Lupita Ruiz and Enrique Torres, assistant managers at a Factory 2-U store down the street, said 80-90 percent of their customers come from Mexico. Sales have plummeted along with the peso’s value.
“Every day is worse for us,” Ruiz said in Spanish. “We’ve started closing two hours earlier, and a lot of employees’ hours have been cut.”
Torres said their regional manager tried to boost business at border stores by offering to buy the peso at a flat rate of 10 during the holidays.
“But I don’t think it was worth it for him, or he was losing money, because that only lasted a few weeks,” Torres said.
Jose Mendez, an economist focusing on international trade at Arizona State University’s W.P. Carey School of Business, said the peso’s slide is an indication of Mexico’s strong dependence on the U.S. economy.


“I would not have expected it, but I suppose because all of their sales are to the United States, the dollar has weakened, but the peso has weakened even more so,” Mendez said.

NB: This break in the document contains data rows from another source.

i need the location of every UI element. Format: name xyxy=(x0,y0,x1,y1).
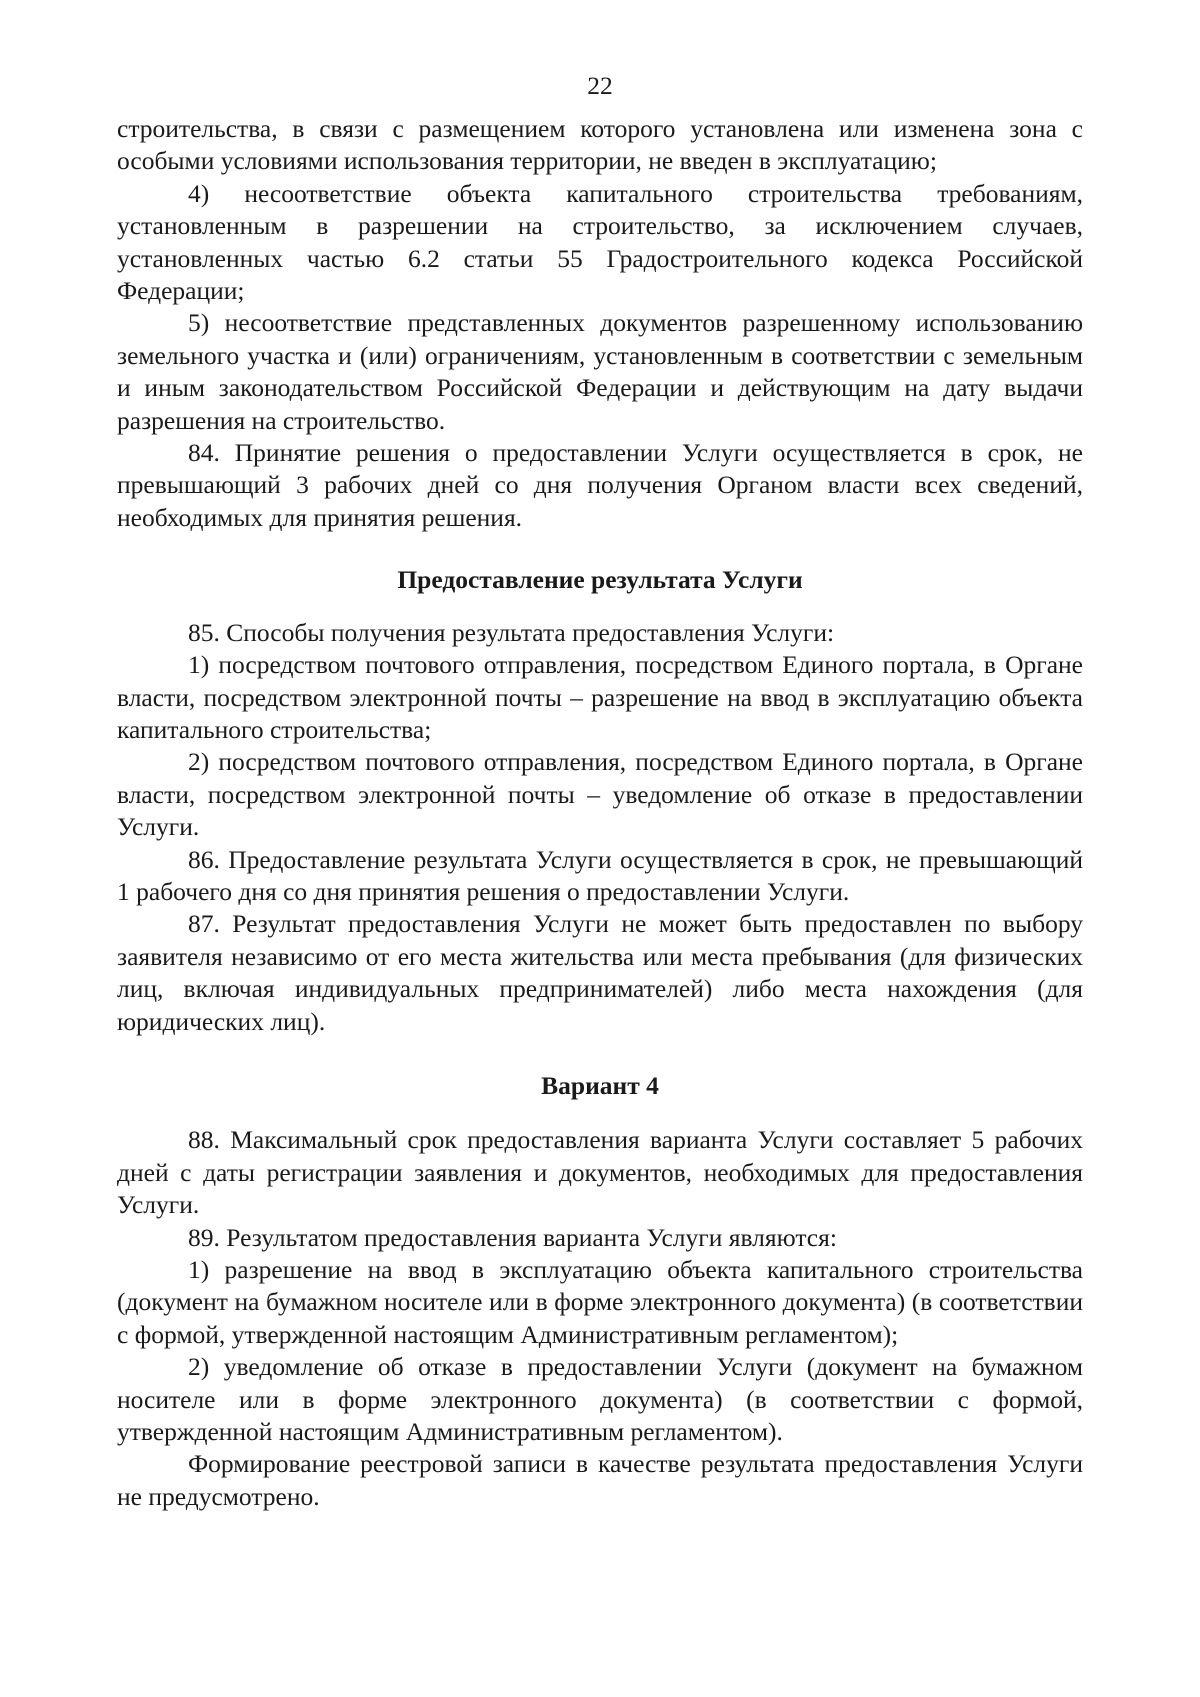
section-top xyxy=(117,113,1083,534)
section-heading-result: Предоставление результата Услуги xyxy=(397,565,803,595)
paragraph: 85. Способы получения результата предоставления Услуги: xyxy=(188,617,835,647)
spacer xyxy=(117,534,1083,564)
paragraph: 2) уведомление об отказе в предоставлении Услуги (документ на бумажном носителе или в форме электронного документа) (в соответствии с формой, утвержденной настоящим Административным регламентом). xyxy=(117,1352,1083,1447)
paragraph: 84. Принятие решения о предоставлении Услуги осуществляется в срок, не превышающий 3 рабочих дней со дня получения Органом власти всех сведений, необходимых для принятия решения. xyxy=(117,438,1083,532)
paragraph: 4) несоответствие объекта капитального строительства требованиям, установленным в разрешении на строительство, за исключением случаев, установленных частью 6.2 статьи 55 Градостроительного кодекса Российской Федерации; xyxy=(117,178,1083,306)
paragraph: строительства, в связи с размещением которого установлена или изменена зона с особыми условиями использования территории, не введен в эксплуатацию; xyxy=(117,114,1083,176)
paragraph: 2) посредством почтового отправления, посредством Единого портала, в Органе власти, посредством электронной почты – уведомление об отказе в предоставлении Услуги. xyxy=(117,747,1083,842)
spacer xyxy=(117,1038,1083,1070)
paragraph: 88. Максимальный срок предоставления варианта Услуги составляет 5 рабочих дней с даты регистрации заявления и документов, необходимых для предоставления Услуги. xyxy=(117,1125,1083,1220)
paragraph: 5) несоответствие представленных документов разрешенному использованию земельного участка и (или) ограничениям, установленным в соответствии с земельным и иным законодательством Российской Федерации и действующим на дату выдачи разрешения на строительство. xyxy=(117,308,1083,435)
paragraph: 87. Результат предоставления Услуги не может быть предоставлен по выбору заявителя независимо от его места жительства или места пребывания (для физических лиц, включая индивидуальных предпринимателей) либо места нахождения (для юридических лиц). xyxy=(117,909,1083,1036)
paragraph: 1) посредством почтового отправления, посредством Единого портала, в Органе власти, посредством электронной почты – разрешение на ввод в эксплуатацию объекта капитального строительства; xyxy=(117,650,1083,744)
paragraph: Формирование реестровой записи в качестве результата предоставления Услуги не предусмотрено. xyxy=(117,1449,1083,1511)
spacer xyxy=(117,597,1083,617)
spacer xyxy=(117,1102,1083,1124)
section-heading-variant: Вариант 4 xyxy=(541,1070,659,1100)
section-variant xyxy=(117,1124,1083,1513)
page-number: 22 xyxy=(587,71,613,100)
paragraph: 89. Результатом предоставления варианта Услуги являются: xyxy=(188,1222,837,1252)
document-page xyxy=(117,70,1083,1513)
section-result xyxy=(117,617,1083,1038)
paragraph: 1) разрешение на ввод в эксплуатацию объекта капитального строительства (документ на бумажном носителе или в форме электронного документа) (в соответствии с формой, утвержденной настоящим Административным регламентом); xyxy=(117,1255,1083,1349)
paragraph: 86. Предоставление результата Услуги осуществляется в срок, не превышающий 1 рабочего дня со дня принятия решения о предоставлении Услуги. xyxy=(117,844,1083,906)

Joe Morris, store manager for Wal-Mart in Nogales, said the exchange rate isn’t the only factor that has put a damper on border businesses.
“That, combined with the long waiting times to cross and increased security, has just discouraged a lot of people from making the trips,” Morris said in a telephone interview. “They’re just staying in Mexico.”
Olivia Ainza-Kramer, president of the Nogales-Santa Cruz County Chamber of Commerce, said that April proved better than March.
“I think that right now, though, this is a general, nationwide issue,” Ainza-Kramer said in a telephone interview. “The uncertainty in shopping has also affected the Mexican consumer.”
Ken Rosevear, executive director of the Yuma Chamber of Commerce, said wait times at the border have always been a concern for there.
“We have a meeting once a month with the customs people about keeping the line moving because people just turn around and go back home if they have to wait too long,” Rosevear said in a telephone interview.
Mendez, the ASU economist, said Mexico’s economy will improve when the U.S. economy picks up.
“I guess the bright side is that it’s equally sensitive on the upside, in terms of strengthening,” he said. “Once the U.S. economy starts to move out of the recession, then Mexico’s situation will improve.”
But Bohmfalk, owner of the saddle shop, said U.S. Customs should try to make the border-crossing process easier for Mexican shoppers.
“It can’t be so burdensome for the shoppers,” he said.
Elena Verdugo, manager at a Dollar Tree store in Douglas, said long lines have always been a problem.
“It’s more the peso (exchange rate) that has been hurting is,” Verdugo said in Spanish. “I just hope it gets better soon.”